金杖法王押着十条大船日夜担惊受怕,当然不是说他怕了邓关,如今邓关轩辕刀都没有了,还有什么好怕的!他怕的是这小子要是在船上搞小动作,将船底挖几个窟窿眼,他立马就会受到邓关单枪匹马的前后夹击。还好,一路往南,虽然不顺风,还是挺顺水的,接连三四天都没任何动静,再走一天就能进入真定府地界,银轮与星目就在那儿等着他。金杖也支撑不住了,钻到船舱里呼呼大睡起来。刚躺下,床板还没睡热,他立马被叫了起来。“法王,刚才河岸上突然出现一个奇怪的人!”属下有些紧张。

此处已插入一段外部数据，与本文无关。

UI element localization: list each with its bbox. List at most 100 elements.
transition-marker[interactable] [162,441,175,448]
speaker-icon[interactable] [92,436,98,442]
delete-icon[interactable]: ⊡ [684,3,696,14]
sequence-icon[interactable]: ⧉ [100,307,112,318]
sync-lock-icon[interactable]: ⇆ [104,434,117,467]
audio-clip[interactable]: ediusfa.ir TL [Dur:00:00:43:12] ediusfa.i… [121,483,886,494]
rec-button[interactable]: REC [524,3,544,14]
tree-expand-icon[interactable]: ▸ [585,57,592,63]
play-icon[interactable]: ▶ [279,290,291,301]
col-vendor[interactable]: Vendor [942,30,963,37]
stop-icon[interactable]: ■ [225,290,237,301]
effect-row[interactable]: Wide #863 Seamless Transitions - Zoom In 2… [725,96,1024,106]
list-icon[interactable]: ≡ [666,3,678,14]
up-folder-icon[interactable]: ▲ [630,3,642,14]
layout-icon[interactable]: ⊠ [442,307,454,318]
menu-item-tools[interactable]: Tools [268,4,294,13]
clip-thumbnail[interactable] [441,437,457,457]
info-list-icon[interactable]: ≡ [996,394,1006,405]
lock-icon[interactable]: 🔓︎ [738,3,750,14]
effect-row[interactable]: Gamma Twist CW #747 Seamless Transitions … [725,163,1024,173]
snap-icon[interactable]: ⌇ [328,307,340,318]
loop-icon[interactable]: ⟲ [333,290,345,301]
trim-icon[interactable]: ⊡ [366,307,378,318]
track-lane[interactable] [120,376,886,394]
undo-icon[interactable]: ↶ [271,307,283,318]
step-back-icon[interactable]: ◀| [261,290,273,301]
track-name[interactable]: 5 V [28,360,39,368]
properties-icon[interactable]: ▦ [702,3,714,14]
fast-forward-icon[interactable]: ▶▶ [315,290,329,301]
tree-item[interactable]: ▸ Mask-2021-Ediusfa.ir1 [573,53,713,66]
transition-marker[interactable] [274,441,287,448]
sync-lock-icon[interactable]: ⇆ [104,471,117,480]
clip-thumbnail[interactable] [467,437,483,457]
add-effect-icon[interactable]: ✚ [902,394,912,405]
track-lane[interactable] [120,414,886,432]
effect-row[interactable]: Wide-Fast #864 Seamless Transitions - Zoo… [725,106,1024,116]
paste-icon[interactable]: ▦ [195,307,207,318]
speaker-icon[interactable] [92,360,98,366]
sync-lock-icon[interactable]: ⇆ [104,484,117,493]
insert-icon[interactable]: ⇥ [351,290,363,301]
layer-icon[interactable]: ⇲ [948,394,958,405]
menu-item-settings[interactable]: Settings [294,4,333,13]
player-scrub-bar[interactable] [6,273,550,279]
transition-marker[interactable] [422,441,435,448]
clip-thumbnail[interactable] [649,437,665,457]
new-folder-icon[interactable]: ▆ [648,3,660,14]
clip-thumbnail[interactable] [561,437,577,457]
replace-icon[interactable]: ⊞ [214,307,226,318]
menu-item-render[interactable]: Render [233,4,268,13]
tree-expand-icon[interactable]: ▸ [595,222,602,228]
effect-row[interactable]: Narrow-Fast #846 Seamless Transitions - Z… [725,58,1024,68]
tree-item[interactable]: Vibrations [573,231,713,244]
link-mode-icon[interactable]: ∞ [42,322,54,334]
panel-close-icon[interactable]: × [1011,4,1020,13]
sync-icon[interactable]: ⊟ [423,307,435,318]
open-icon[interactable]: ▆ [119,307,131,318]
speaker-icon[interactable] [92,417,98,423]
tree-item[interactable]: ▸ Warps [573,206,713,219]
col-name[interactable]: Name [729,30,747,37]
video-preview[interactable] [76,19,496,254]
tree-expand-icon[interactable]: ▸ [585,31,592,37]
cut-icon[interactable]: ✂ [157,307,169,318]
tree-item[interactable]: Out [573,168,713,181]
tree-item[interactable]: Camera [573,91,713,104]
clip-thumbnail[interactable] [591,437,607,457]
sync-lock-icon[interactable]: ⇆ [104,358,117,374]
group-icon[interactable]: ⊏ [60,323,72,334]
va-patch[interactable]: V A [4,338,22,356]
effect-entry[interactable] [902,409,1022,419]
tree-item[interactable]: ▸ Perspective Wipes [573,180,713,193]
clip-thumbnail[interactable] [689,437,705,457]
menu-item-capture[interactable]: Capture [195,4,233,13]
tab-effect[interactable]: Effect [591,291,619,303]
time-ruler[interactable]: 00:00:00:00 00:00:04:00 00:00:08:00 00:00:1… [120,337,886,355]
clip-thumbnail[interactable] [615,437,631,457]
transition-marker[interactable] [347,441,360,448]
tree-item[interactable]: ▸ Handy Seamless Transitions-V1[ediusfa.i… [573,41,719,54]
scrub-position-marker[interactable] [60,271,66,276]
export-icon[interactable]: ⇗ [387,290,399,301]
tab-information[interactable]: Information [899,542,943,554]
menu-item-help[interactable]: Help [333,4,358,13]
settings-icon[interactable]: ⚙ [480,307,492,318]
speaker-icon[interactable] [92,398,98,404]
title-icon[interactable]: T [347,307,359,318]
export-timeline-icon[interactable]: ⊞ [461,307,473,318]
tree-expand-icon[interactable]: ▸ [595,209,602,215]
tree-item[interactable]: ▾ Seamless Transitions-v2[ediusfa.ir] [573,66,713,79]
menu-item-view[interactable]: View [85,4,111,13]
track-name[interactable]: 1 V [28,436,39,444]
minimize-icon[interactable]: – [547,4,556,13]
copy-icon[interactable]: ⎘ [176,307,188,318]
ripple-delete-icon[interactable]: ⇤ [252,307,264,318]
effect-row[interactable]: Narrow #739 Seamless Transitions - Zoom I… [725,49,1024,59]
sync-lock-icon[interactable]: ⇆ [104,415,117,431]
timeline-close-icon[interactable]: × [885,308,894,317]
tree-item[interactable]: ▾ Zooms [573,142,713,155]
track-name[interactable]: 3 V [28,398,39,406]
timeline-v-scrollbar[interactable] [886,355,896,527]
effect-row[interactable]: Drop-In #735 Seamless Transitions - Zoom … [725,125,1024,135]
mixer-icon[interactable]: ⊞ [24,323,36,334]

“有什么好奇怪的!”金杖极不情愿地爬起来,要不是在船上,这家伙就麻烦了。
“您看!就他!”属下往河岸一指。
金杖手搭凉棚,离船有十几丈远的河岸上有一个穿着非常奇特的人,一块深褐色花布将他的脑袋几乎整个包住,只露出两个眼珠子,穿着一件同样颜色与花式的长袍,长可及地,仿佛就是一个直布筒子,连衣袖都没有,这人手拿一根齐眉长棍,有鸡蛋粗,上边是一个闪着银光的八瓣球,下边也被磨得银光闪闪,边走边拄地,不时传来哐哐的撞击声,整个看起来就像一个布袋子在一扭一扭的,蛮飘逸的样子。这别看这家伙走样的样子有些别扭,速度可不慢,能与船并驾齐驱。“那棍子!”金杖突然想起来了,当日修极乐宫屋顶的时候那个泥瓦匠工头拿着的就是这么一根铁棍,“泥瓦匠!”他自言自语。
“他一直跟有半个多时辰,不快也不慢!”
“严密监视,如有半点风吹草动,即刻来报!”说罢,他又钻了进去。由于白天突然出现这么奇特的一位,晚上金杖彻夜未眠。
次日凌晨,天渐渐地亮了,河风微拂,竟有丝丝寒意,金杖不得不将衣领稍稍拉拢些,属下立马将一件披风送上。“法王,他没跟来了!”
“不是没跟来!他走到前边去了!”金杖无奈地朝前边呶呶嘴。果然,大约一里远的地方有个黑影正一扭扭地走着。
“法王,这、这怎么可能呢!他怎么可能一个晚上都跟得上咱们的船呢!这莫非是鬼魂?”属下脸都白了。
“你见过有鬼大白天走的吗?”
“就晚上,属下也从未见过鬼呀!”
“一个泥瓦匠根本不可能有如此本事,命所有弟兄都打起精神来,再过几个时辰我们就到真定府啦!”